Promovido pela assessoria vicarial da Liturgia, da Vigararia de Arouca/Vale de Cambra realizou-se, na tarde do domingo 28 de maio, um concerto mariano integrado nas comemorações do Centenário das Aparições de Fátima.

S.Eulália

O concerto teve como palco a igreja do Convento de Arouca que se encheu com os seis coros participantes e com o público que os acompanhou.

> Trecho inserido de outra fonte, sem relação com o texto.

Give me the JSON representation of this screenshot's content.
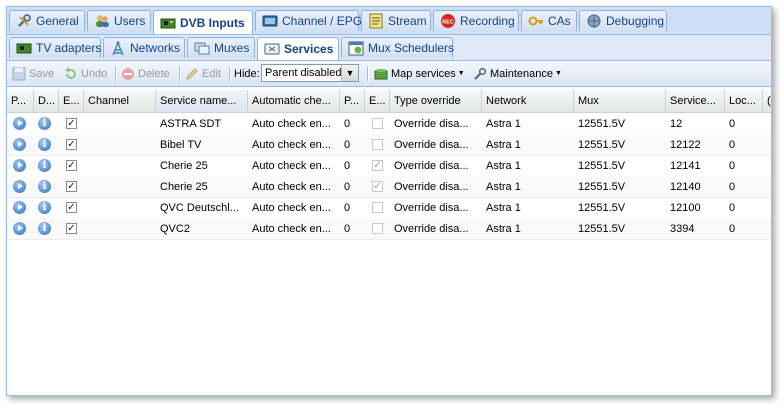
{
  "main_tabs": [
    {
      "label": "General",
      "icon": "wrench-icon"
    },
    {
      "label": "Users",
      "icon": "users-icon"
    },
    {
      "label": "DVB Inputs",
      "icon": "dvb-card-icon",
      "active": true
    },
    {
      "label": "Channel / EPG",
      "icon": "tv-icon"
    },
    {
      "label": "Stream",
      "icon": "stream-icon"
    },
    {
      "label": "Recording",
      "icon": "rec-icon"
    },
    {
      "label": "CAs",
      "icon": "key-icon"
    },
    {
      "label": "Debugging",
      "icon": "bug-icon"
    }
  ],
  "sub_tabs": [
    {
      "label": "TV adapters",
      "icon": "adapter-icon"
    },
    {
      "label": "Networks",
      "icon": "antenna-icon"
    },
    {
      "label": "Muxes",
      "icon": "muxes-icon"
    },
    {
      "label": "Services",
      "icon": "services-icon",
      "active": true
    },
    {
      "label": "Mux Schedulers",
      "icon": "calendar-icon"
    }
  ],
  "toolbar": {
    "save": "Save",
    "undo": "Undo",
    "delete": "Delete",
    "edit": "Edit",
    "hide_label": "Hide:",
    "hide_value": "Parent disabled",
    "map_services": "Map services",
    "maintenance": "Maintenance"
  },
  "columns": [
    "P...",
    "D...",
    "E...",
    "Channel",
    "Service name...",
    "Automatic che...",
    "P...",
    "E...",
    "Type override",
    "Network",
    "Mux",
    "Service...",
    "Loc...",
    "("
  ],
  "rows": [
    {
      "enabled": true,
      "channel": "",
      "service": "ASTRA SDT",
      "auto": "Auto check en...",
      "p": "0",
      "e": false,
      "override": "Override disa...",
      "network": "Astra 1",
      "mux": "12551.5V",
      "sid": "12",
      "loc": "0"
    },
    {
      "enabled": true,
      "channel": "",
      "service": "Bibel TV",
      "auto": "Auto check en...",
      "p": "0",
      "e": false,
      "override": "Override disa...",
      "network": "Astra 1",
      "mux": "12551.5V",
      "sid": "12122",
      "loc": "0"
    },
    {
      "enabled": true,
      "channel": "",
      "service": "Cherie 25",
      "auto": "Auto check en...",
      "p": "0",
      "e": true,
      "override": "Override disa...",
      "network": "Astra 1",
      "mux": "12551.5V",
      "sid": "12141",
      "loc": "0"
    },
    {
      "enabled": true,
      "channel": "",
      "service": "Cherie 25",
      "auto": "Auto check en...",
      "p": "0",
      "e": true,
      "override": "Override disa...",
      "network": "Astra 1",
      "mux": "12551.5V",
      "sid": "12140",
      "loc": "0"
    },
    {
      "enabled": true,
      "channel": "",
      "service": "QVC Deutschl...",
      "auto": "Auto check en...",
      "p": "0",
      "e": false,
      "override": "Override disa...",
      "network": "Astra 1",
      "mux": "12551.5V",
      "sid": "12100",
      "loc": "0"
    },
    {
      "enabled": true,
      "channel": "",
      "service": "QVC2",
      "auto": "Auto check en...",
      "p": "0",
      "e": false,
      "override": "Override disa...",
      "network": "Astra 1",
      "mux": "12551.5V",
      "sid": "3394",
      "loc": "0"
    }
  ],
  "colors": {
    "accent": "#15428b",
    "border": "#99bbe8",
    "panel": "#dfe8f6"
  }
}
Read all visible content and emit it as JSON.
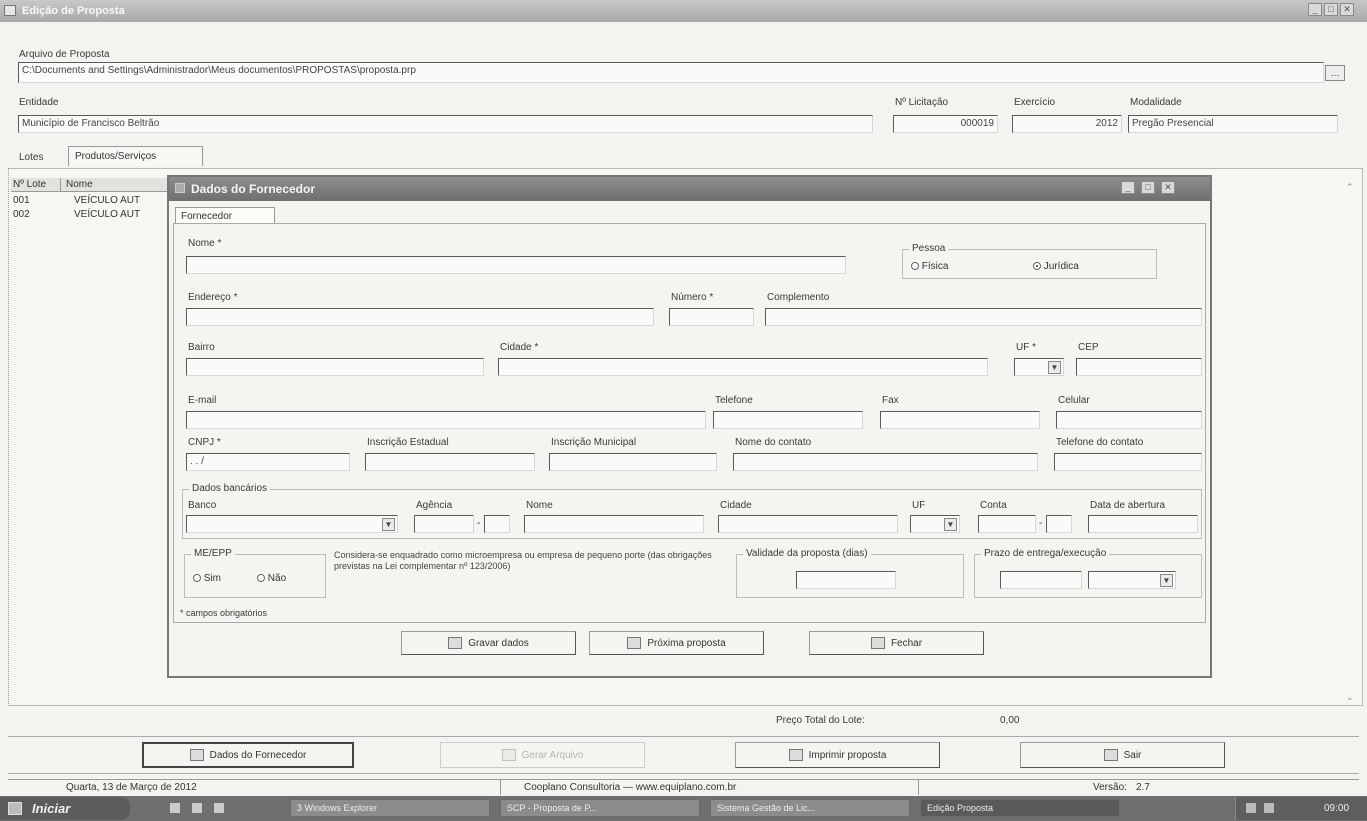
{
  "main_window": {
    "title": "Edição de Proposta",
    "arquivo_label": "Arquivo de Proposta",
    "arquivo_value": "C:\\Documents and Settings\\Administrador\\Meus documentos\\PROPOSTAS\\proposta.prp",
    "entidade_label": "Entidade",
    "entidade_value": "Município de Francisco Beltrão",
    "licitacao_label": "Nº Licitação",
    "licitacao_value": "000019",
    "exercicio_label": "Exercício",
    "exercicio_value": "2012",
    "modalidade_label": "Modalidade",
    "modalidade_value": "Pregão Presencial",
    "tabs": [
      "Lotes",
      "Produtos/Serviços"
    ],
    "table_headers": [
      "Nº Lote",
      "Nome"
    ],
    "rows": [
      {
        "num": "001",
        "name": "VEÍCULO AUT"
      },
      {
        "num": "002",
        "name": "VEÍCULO AUT"
      }
    ],
    "total_label": "Preço Total do Lote:",
    "total_value": "0,00",
    "buttons": {
      "fornecedor": "Dados do Fornecedor",
      "gerar": "Gerar Arquivo",
      "imprimir": "Imprimir proposta",
      "sair": "Sair"
    },
    "status": {
      "date": "Quarta, 13 de Março de 2012",
      "company": "Cooplano Consultoria — www.equiplano.com.br",
      "version_label": "Versão:",
      "version_value": "2.7"
    }
  },
  "dialog": {
    "title": "Dados do Fornecedor",
    "tab": "Fornecedor",
    "nome_label": "Nome *",
    "pessoa_label": "Pessoa",
    "pessoa_options": [
      "Física",
      "Jurídica"
    ],
    "pessoa_selected": "Jurídica",
    "endereco_label": "Endereço *",
    "numero_label": "Número *",
    "complemento_label": "Complemento",
    "bairro_label": "Bairro",
    "cidade_label": "Cidade *",
    "uf_label": "UF *",
    "cep_label": "CEP",
    "email_label": "E-mail",
    "telefone_label": "Telefone",
    "fax_label": "Fax",
    "celular_label": "Celular",
    "cnpj_label": "CNPJ *",
    "cnpj_value": "  .   .   /",
    "inscricao_estadual_label": "Inscrição Estadual",
    "inscricao_municipal_label": "Inscrição Municipal",
    "representante_label": "Nome do contato",
    "telefone_contato_label": "Telefone do contato",
    "dados_bancarios_label": "Dados bancários",
    "banco_label": "Banco",
    "agencia_label": "Agência",
    "agencia_sep": "-",
    "nome_banco_label": "Nome",
    "cidade_banco_label": "Cidade",
    "uf_banco_label": "UF",
    "conta_label": "Conta",
    "conta_sep": "-",
    "data_label": "Data de abertura",
    "me_epp_label": "ME/EPP",
    "me_options": [
      "Sim",
      "Não"
    ],
    "me_text": "Considera-se enquadrado como microempresa ou empresa de pequeno porte (das obrigações previstas na Lei complementar nº 123/2006)",
    "validade_label": "Validade da proposta (dias)",
    "prazo_label": "Prazo de entrega/execução",
    "required_note": "* campos obrigatórios",
    "buttons": {
      "gravar": "Gravar dados",
      "proxima": "Próxima proposta",
      "fechar": "Fechar"
    }
  },
  "taskbar": {
    "start": "Iniciar",
    "items": [
      "3 Windows Explorer",
      "SCP - Proposta de P...",
      "Sistema Gestão de Lic...",
      "Edição Proposta"
    ],
    "clock": "09:00"
  }
}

A iniciativa tinha como objectivo reunir o maior número possível de coros que animam a liturgia nas diversas comunidades cristãs da Vigararia. Responderam ao desafio os coros de Cepelos, Vila Cova de Perrinho, Carregosa, Chave, Santa Eulália e Urrô.

3coros

No dizer do assessor da liturgia, Pe. José Joaquim, não se tratou de nenhum concurso, mas sim de uma pequena amostra do trabalho que cada grupo coral vai fazendo, semanalmente, nas suas comunidades.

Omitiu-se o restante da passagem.